Zitierlink: http://hdl.handle.net/11858/00-001M-0000-0010-7A3C-B
Zusammenfassung
Until now high-throughput sequencing of tumor samples relied on DNA isolated from fresh frozen tissues, the preparation of which, however, is relatively laborious. The use of preserved material, i.e. from tissue banks, could help to avoid this limitation and would enable the reanalysis of diverse clinical trials. So far we have shown that formalin-fixed paraffin-embedded (FFPE) tissue samples can be used for genomic re-sequencing processes.
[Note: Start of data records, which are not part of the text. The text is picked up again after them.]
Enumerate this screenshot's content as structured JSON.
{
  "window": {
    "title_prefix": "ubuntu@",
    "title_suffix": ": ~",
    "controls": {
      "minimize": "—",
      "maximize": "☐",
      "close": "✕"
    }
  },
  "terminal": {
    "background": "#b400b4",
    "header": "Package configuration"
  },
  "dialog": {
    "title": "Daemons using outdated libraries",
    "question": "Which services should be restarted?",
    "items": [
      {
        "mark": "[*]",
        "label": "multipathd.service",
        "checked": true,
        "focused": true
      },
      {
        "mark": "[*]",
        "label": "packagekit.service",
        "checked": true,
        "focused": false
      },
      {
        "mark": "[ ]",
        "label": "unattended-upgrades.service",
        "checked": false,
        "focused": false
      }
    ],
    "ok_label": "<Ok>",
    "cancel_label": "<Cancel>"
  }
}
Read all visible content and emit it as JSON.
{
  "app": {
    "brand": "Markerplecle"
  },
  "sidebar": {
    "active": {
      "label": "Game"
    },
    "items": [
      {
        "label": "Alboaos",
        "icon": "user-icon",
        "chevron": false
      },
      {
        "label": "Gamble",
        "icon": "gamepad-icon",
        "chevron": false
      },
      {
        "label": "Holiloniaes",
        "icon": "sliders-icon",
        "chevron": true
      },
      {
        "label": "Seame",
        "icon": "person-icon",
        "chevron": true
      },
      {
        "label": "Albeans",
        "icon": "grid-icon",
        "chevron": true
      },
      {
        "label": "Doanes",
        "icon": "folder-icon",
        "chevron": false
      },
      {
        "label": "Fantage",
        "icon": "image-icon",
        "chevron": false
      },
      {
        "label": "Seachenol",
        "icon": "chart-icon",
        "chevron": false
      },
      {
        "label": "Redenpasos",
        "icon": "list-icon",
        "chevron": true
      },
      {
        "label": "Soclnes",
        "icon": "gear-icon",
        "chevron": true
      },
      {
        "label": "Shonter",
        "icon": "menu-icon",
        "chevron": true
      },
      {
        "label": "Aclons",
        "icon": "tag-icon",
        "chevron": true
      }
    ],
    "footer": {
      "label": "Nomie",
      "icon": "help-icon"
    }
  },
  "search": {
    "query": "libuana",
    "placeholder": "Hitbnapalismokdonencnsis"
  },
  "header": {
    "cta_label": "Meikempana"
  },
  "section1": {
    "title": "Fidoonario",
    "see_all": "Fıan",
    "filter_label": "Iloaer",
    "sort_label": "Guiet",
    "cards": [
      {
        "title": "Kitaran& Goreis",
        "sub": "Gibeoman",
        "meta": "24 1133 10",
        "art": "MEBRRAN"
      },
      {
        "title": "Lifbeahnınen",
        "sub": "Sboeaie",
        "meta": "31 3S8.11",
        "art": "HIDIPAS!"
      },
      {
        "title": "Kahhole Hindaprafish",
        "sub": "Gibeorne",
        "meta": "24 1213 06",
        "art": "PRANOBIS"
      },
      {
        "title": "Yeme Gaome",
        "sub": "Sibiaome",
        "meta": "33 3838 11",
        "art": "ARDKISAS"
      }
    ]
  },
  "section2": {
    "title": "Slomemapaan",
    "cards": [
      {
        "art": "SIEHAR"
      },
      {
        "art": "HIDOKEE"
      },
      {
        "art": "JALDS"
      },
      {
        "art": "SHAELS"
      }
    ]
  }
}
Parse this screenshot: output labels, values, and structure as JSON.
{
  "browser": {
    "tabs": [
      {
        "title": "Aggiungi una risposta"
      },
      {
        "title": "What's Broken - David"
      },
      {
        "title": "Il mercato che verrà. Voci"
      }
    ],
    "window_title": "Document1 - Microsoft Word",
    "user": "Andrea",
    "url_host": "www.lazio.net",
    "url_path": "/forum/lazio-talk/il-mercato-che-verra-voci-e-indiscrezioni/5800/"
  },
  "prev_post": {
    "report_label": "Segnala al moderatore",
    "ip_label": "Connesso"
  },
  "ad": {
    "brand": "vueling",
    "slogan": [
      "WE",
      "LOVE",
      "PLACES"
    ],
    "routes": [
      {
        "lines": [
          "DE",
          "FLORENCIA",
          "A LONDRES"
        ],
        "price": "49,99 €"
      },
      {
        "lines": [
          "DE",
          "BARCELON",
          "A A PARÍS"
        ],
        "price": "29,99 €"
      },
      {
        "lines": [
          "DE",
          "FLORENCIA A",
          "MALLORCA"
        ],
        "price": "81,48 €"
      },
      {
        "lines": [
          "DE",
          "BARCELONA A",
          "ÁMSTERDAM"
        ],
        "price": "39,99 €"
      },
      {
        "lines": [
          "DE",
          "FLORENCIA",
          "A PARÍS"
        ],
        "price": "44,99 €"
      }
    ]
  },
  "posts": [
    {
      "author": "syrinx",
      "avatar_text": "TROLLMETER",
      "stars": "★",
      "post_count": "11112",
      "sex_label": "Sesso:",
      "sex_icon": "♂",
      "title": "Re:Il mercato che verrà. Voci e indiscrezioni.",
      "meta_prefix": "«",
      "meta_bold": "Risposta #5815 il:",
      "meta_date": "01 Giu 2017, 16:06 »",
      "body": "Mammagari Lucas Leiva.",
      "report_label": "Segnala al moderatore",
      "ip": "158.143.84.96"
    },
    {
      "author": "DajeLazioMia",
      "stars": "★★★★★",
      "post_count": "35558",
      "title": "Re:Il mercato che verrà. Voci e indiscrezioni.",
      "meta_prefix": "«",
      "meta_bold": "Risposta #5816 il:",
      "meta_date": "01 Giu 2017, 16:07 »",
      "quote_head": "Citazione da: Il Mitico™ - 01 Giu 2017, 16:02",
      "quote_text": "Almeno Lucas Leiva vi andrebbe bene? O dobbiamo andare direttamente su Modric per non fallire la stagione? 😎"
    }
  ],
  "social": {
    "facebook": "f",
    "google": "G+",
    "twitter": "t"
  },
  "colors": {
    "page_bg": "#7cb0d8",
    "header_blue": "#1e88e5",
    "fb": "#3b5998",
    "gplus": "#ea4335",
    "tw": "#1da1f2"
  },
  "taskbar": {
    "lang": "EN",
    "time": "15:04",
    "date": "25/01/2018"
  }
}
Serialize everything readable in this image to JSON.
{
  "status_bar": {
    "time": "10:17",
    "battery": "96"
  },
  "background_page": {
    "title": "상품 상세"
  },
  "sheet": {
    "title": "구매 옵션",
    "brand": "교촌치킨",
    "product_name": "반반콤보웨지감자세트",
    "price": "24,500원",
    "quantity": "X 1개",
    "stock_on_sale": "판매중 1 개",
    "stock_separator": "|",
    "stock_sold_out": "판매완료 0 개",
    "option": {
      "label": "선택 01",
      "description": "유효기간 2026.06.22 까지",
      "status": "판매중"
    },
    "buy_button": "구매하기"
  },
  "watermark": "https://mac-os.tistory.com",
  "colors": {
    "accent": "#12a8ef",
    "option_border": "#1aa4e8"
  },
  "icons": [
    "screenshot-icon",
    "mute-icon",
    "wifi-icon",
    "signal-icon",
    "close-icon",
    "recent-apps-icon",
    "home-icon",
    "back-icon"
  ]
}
FFPE samples are amply available from surgical tumor resections and histopathological diagnosis, and comprise tissue from precursor lesions, primary tumors, and lymphogenic and/or hematogenic metastases. To generate models which predict the response to therapy, FFPE tissue also has the advantage that it is available from a variety of clinical trials. Second generation sequencing techniques are not only applicable to snap frozen and FFPE tissues for whole genome analyses but also for targeted resequencing approaches. In addition, the detection of copy number variations and mutations in FFPE tissues can be obtained within one sequencing run. The possibility of using genome-wide technologies irrespective of the mode of storage facilitates the retrieval of useful material and is a prerequisite for subsequent computational modelling approaches.